Je critique peut-être le rythme un peu lent du milieu du livre. À 500 pages, l'auteur a le temps de s'étirer les jambes pour bâtir le narratif, mais on aurait pu être un peu plus actif ou expéditif à certains moments. Ça sert quand même le narratif pour bâtir le psyché des personnages, mais quand même.
Overall, ce n'est pas une lecture légère et ça questionne beaucoup. Au moment le plus angoissant du livre, je me suis surpris à réfléchir à comment je me sentirais si je vivais la même chose. L'espèce de fatalité incontournable que rien ne peut changer, ça grafigne l'âme juste à y penser.
Bref, un livre un peu différent de ceux que j'ai pu lire de Senécal à ce jour, mais c'est bon!
Grosse déception pour moi. J’ai trouvé ça beaucoup trop long, au point où j’aurais facilement coupé plusieurs centaines de pages sans rien perdre à l’histoire. J’ai failli abandonner le livre au moins trois fois tellement ça n’avançait pas.
L’intrigue en elle-même est assez bof et les nombreuses descriptions de lieux ralentissent énormément le rythme, ce qui rend la lecture parfois vraiment lourde.
Par contre, le point positif, c’est de retrouver des personnages d’autres livres de Patrick Senécal. Ça, j’ai vraiment aimé, ça faisait un petit côté nostalgique.
Oui, oui, oui! Encore une fois, un très bon livre de Patrick Senécal! Cette fois-ci, l’histoire se rapproche beaucoup plus du thriller psychologique que de l’horreur.
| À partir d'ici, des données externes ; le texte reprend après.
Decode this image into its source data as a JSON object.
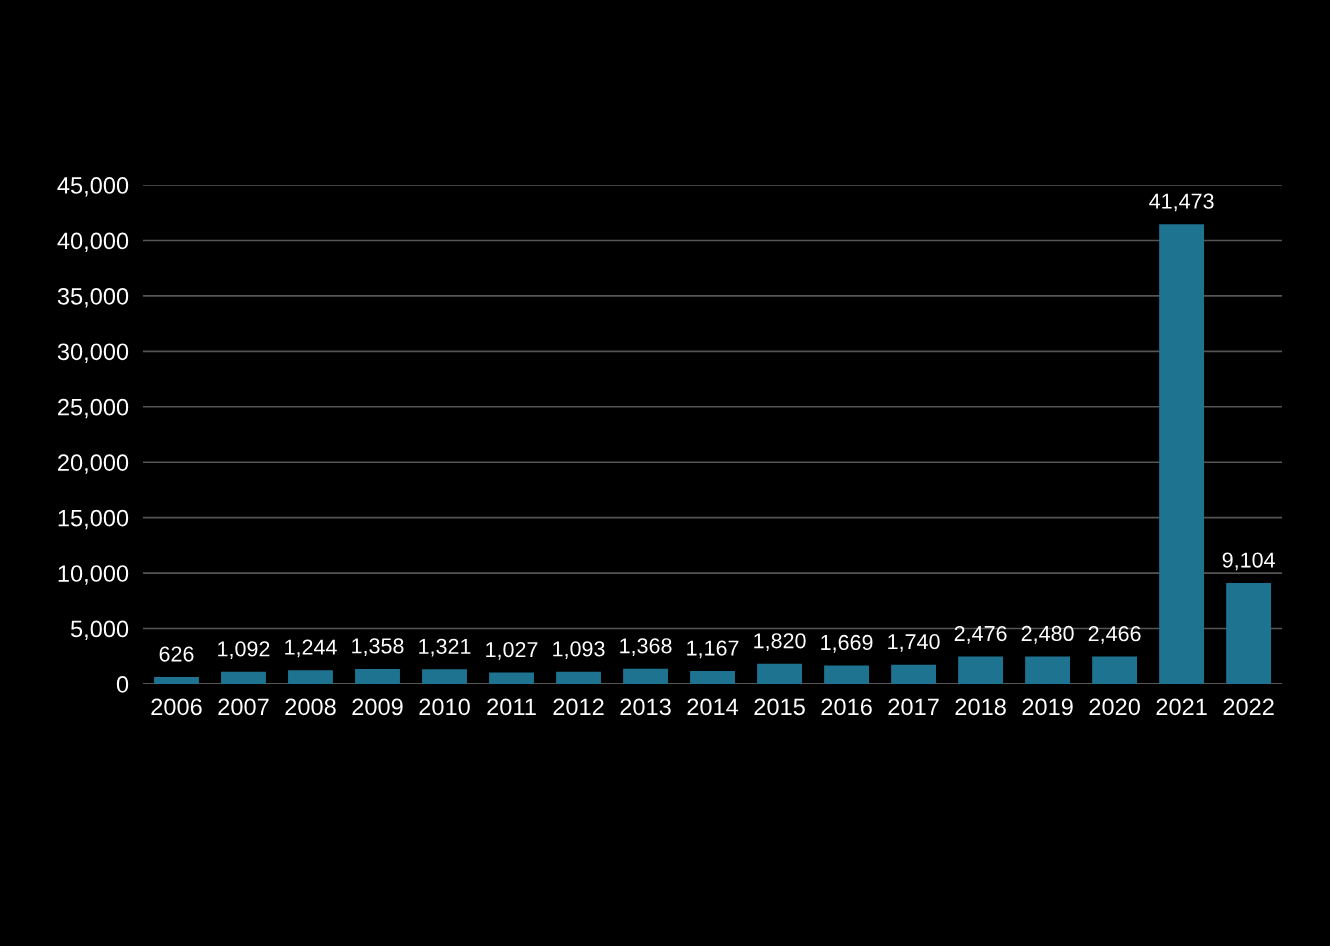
{
  "chart_data": {
    "type": "bar",
    "categories": [
      "2006",
      "2007",
      "2008",
      "2009",
      "2010",
      "2011",
      "2012",
      "2013",
      "2014",
      "2015",
      "2016",
      "2017",
      "2018",
      "2019",
      "2020",
      "2021",
      "2022"
    ],
    "values": [
      626,
      1092,
      1244,
      1358,
      1321,
      1027,
      1093,
      1368,
      1167,
      1820,
      1669,
      1740,
      2476,
      2480,
      2466,
      41473,
      9104
    ],
    "color": "#1e7390",
    "ylim": [
      0,
      45000
    ],
    "yticks": [
      {
        "value": 0,
        "label": "0"
      },
      {
        "value": 5000,
        "label": "5,000"
      },
      {
        "value": 10000,
        "label": "10,000"
      },
      {
        "value": 15000,
        "label": "15,000"
      },
      {
        "value": 20000,
        "label": "20,000"
      },
      {
        "value": 25000,
        "label": "25,000"
      },
      {
        "value": 30000,
        "label": "30,000"
      },
      {
        "value": 35000,
        "label": "35,000"
      },
      {
        "value": 40000,
        "label": "40,000"
      },
      {
        "value": 45000,
        "label": "45,000"
      }
    ],
    "value_labels": [
      "626",
      "1,092",
      "1,244",
      "1,358",
      "1,321",
      "1,027",
      "1,093",
      "1,368",
      "1,167",
      "1,820",
      "1,669",
      "1,740",
      "2,476",
      "2,480",
      "2,466",
      "41,473",
      "9,104"
    ],
    "grid": "y"
  }
}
On suit la décente aux enfers du personnage principal durant 700 pages en ne se doutant aucunement de la finalité.
J’ai adoré les multiples références à Alis (la reine rouge), Hell.com (Martin Charron) et Flot (Florence).
J’ai trouvé que les descriptions des lieux prenaient trop de place. Si tu n’as pas visité Berlin (comme moi), ça devient très difficile de suivre avec tout les termes en allemand…
Beaucoup de références aux livres de l’auteur que je n’ai pas lus. Je pense que c’est plus facile d’aimer le livre si on connait bien les livres de Sénécal. Bref, je n’ai pas apprécié cette lecture MAIS ce n’est pas un mauvais livre.
C’est pour ça que je ne donnerai pas d’étoile. Ce n’était seulement pas à mon goût.
3,75 ⭐ Je suis mitigée par rapport à ce livre... J'ai trouvé qu'il y avait moins de scènes horribles qui caractérisent le style de Sénécal. C'était un peu plus psychologique sur le thème de la culpabilité. C'était un peu long avant qu'il y ait vraiment de l'action. Malgré tout cela, c'était quand même bon et j'ai apprécié qu'il y ait plus de réflexion psychologique.
Ce lire est le plus beau rassemblement de clin d’oeil a ses précédents romans. Un « must » d’avoir lu chacun de ses livres au gré du temps. Un peu long a démarrer, mais le principe des témoignages est une belle formule pour ce livre. La fin est A1.